The Fugue Plane is where the souls of mortals are initially drawn when they die. The vast majority of this plane is flat, gray, bland and nondescript, with no notable topographical features. The plane's only significant feature is the City of Judgment in the middle of which stands the Crystal Spire where Kelemvor and Jergal reside.
Surrounding the City of Judgement is the Wall of the Faithless, where all unclaimed, faithless souls are mortared into the wall.
City of Judgement[]
The only real landmark of the Fugue Plane.
Basilisca[]
Newly arrived False and Faithless souls are brought to the Basilica for judgment and sentencing. For the False, the punishment varies, but for the Faithless, there is only one sentence - entombment within the Wall.

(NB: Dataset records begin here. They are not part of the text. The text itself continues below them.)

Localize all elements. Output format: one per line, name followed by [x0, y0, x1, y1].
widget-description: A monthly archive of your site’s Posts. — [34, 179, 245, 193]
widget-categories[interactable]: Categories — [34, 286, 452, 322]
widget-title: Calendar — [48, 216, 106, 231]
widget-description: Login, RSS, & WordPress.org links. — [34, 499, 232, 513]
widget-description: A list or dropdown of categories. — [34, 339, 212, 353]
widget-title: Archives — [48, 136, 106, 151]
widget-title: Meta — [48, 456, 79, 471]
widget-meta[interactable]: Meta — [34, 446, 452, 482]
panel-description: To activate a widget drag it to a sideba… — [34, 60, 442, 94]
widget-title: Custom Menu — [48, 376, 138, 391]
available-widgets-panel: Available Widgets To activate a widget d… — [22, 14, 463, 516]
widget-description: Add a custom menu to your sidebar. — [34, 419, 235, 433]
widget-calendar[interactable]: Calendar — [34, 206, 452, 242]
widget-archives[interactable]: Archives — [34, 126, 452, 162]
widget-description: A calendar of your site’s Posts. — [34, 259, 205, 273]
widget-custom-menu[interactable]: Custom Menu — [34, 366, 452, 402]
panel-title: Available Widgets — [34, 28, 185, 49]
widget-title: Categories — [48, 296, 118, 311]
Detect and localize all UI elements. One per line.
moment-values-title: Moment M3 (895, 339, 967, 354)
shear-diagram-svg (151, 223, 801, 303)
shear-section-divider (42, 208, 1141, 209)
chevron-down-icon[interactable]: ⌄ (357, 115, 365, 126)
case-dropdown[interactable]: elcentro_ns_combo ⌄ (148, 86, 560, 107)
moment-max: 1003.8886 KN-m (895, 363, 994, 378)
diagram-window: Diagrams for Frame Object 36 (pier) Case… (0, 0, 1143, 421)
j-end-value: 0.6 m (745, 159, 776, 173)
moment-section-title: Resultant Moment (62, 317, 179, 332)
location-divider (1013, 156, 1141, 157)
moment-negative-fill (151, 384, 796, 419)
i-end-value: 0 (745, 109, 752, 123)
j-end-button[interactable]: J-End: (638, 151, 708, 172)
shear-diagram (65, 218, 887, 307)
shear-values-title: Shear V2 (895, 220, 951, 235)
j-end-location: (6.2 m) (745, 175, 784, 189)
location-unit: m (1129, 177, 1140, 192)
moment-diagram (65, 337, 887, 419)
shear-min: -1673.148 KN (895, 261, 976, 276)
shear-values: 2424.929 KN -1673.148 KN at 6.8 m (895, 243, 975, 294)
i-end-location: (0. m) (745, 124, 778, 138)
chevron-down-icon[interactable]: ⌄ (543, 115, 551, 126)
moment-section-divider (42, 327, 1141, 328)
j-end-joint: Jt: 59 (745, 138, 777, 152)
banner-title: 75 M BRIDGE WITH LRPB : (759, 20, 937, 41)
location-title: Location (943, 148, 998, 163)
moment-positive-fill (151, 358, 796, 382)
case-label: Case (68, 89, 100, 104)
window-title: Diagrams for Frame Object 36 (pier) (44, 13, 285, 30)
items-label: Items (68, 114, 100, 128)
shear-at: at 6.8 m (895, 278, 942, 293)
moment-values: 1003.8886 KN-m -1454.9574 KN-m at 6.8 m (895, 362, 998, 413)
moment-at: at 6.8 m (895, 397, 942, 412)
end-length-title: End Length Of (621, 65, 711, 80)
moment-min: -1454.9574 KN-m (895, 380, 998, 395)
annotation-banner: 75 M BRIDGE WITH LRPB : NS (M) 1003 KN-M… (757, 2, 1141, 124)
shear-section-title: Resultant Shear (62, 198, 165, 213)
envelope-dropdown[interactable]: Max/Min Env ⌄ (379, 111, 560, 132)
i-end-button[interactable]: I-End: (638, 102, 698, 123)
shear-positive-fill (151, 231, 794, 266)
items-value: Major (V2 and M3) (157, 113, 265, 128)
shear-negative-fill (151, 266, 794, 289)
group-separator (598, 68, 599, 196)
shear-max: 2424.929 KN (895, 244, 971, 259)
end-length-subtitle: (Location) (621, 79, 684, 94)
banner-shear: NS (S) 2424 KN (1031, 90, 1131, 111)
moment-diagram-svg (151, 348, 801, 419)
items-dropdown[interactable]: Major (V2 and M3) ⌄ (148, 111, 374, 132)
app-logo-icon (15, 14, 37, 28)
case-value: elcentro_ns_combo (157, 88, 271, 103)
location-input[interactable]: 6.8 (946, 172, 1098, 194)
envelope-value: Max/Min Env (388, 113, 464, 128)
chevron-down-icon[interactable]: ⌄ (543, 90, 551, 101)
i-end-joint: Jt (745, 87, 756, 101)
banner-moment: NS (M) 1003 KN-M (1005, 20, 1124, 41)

Baatezu are permitted within the halls of the Basilica, extending bargains with the doomed souls awaiting sentencing. Souls who are likely to be judged Faithless often find it preferable to join the ranks of the devils as an enslaved minion rather than face oblivion on the Wall.
The Throne of Judgment in the Basilica is almost always empty. Only in the most severe cases does Kelemvor himself appear to personally sentence a doomed soul.
Eternity's End[]
During his original tenure as the god of the dead, Jergal created Eternity's End with the explicit purpose of storing the names of every creature who has ever died in various vaults. While most of the vaults simply contain tomes with endless lists of names of people long-dead, a few have been adapted to store magical lore and artifacts deemed too dangerous to be loose in the planes.
The Codex of the Doomed, the giant tome in which all the names of the False and Faithless are inscribed, is stored in the Temple of Kelemvor in Eternity's End.